Sequencing HIV Diagnostic Samples to Detect Genetic Clusters and Assess Sequence Coverage Gaps.

Abstract

Background: HIV molecular cluster detection in the United States relies on HIV sequences obtained from drug resistance testing during clinical care ("routine care sequences"). This approach misses people who are not linked to care or who receive care but have uncollected or unreported sequences.

Methods: We collected "HIV test sequences" from remnant serum samples of people testing newly positive from 2018 through 2021 by a large public health laboratory in North Carolina. We incorporated the HIV test sequences into a statewide molecular cluster analysis and assessed impact on "active cluster" detection (≥5 members newly diagnosed). We described data gaps filled by HIV test sequences, comparing (1) the extent of care sequence missingness due to gaps in care linkage vs sequence collection or reporting and (2) the characteristics of people with an HIV test sequence who had a care sequence, care but no care sequence, or no evidence of care.

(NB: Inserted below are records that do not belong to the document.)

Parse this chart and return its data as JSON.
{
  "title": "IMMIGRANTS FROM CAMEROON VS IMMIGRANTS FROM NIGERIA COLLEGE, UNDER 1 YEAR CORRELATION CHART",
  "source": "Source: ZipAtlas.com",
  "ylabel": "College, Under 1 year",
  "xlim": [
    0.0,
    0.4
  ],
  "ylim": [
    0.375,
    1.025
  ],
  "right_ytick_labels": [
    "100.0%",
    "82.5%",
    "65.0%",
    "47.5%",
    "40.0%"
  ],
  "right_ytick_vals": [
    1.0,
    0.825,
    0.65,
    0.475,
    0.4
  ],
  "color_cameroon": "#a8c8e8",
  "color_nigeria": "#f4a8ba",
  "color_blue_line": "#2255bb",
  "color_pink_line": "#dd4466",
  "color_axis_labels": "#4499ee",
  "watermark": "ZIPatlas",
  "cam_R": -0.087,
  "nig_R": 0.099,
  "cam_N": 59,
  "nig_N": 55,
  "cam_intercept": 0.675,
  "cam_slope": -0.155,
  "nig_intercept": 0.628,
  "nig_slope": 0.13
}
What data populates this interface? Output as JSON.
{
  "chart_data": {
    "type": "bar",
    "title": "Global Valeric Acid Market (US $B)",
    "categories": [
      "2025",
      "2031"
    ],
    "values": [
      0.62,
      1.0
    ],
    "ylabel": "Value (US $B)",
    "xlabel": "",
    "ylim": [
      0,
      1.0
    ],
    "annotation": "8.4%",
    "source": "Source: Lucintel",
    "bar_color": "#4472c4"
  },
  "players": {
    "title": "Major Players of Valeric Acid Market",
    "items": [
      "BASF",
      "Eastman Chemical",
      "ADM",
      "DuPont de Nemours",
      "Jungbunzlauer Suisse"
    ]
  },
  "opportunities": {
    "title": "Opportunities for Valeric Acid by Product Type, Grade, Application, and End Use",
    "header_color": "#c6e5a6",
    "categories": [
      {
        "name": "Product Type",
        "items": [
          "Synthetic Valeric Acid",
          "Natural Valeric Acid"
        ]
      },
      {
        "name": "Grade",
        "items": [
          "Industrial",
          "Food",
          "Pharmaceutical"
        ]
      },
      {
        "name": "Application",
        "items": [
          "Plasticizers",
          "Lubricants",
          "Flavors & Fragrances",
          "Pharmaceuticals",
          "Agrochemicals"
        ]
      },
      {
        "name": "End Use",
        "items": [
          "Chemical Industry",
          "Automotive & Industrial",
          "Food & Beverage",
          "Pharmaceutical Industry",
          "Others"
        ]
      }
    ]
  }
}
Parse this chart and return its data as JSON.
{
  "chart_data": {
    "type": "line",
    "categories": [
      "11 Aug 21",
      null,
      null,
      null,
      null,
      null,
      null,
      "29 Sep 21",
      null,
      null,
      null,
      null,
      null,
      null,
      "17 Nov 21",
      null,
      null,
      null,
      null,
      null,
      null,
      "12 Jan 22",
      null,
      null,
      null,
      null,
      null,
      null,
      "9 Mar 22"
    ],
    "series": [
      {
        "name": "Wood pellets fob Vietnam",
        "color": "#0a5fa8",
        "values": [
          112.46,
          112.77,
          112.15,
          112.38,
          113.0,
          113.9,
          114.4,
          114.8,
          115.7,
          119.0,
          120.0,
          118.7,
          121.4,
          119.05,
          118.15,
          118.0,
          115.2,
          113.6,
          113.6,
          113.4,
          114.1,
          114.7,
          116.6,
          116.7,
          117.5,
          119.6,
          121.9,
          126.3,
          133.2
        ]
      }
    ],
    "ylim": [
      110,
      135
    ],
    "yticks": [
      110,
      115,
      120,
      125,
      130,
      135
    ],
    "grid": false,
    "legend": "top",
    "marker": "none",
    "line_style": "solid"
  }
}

Results: Of 19 770 people included in the cluster analysis, 847 had an HIV test sequence, one-third of whom had no routine care sequence. We identified 13 additional active clusters (a 33% relative increase) and 40 larger active clusters after incorporating HIV test sequences. Most people with an HIV test sequence but no care sequence (78%) had another care indicator, suggesting sequence undercollection or underreporting, but a fifth (22%) had no evidence of care.

Conclusions: Higher sequence coverage can improve cluster detection. While increased routine care sequence collection and reporting could fill many data gaps, sequencing remnant HIV test samples could include people without care linkage.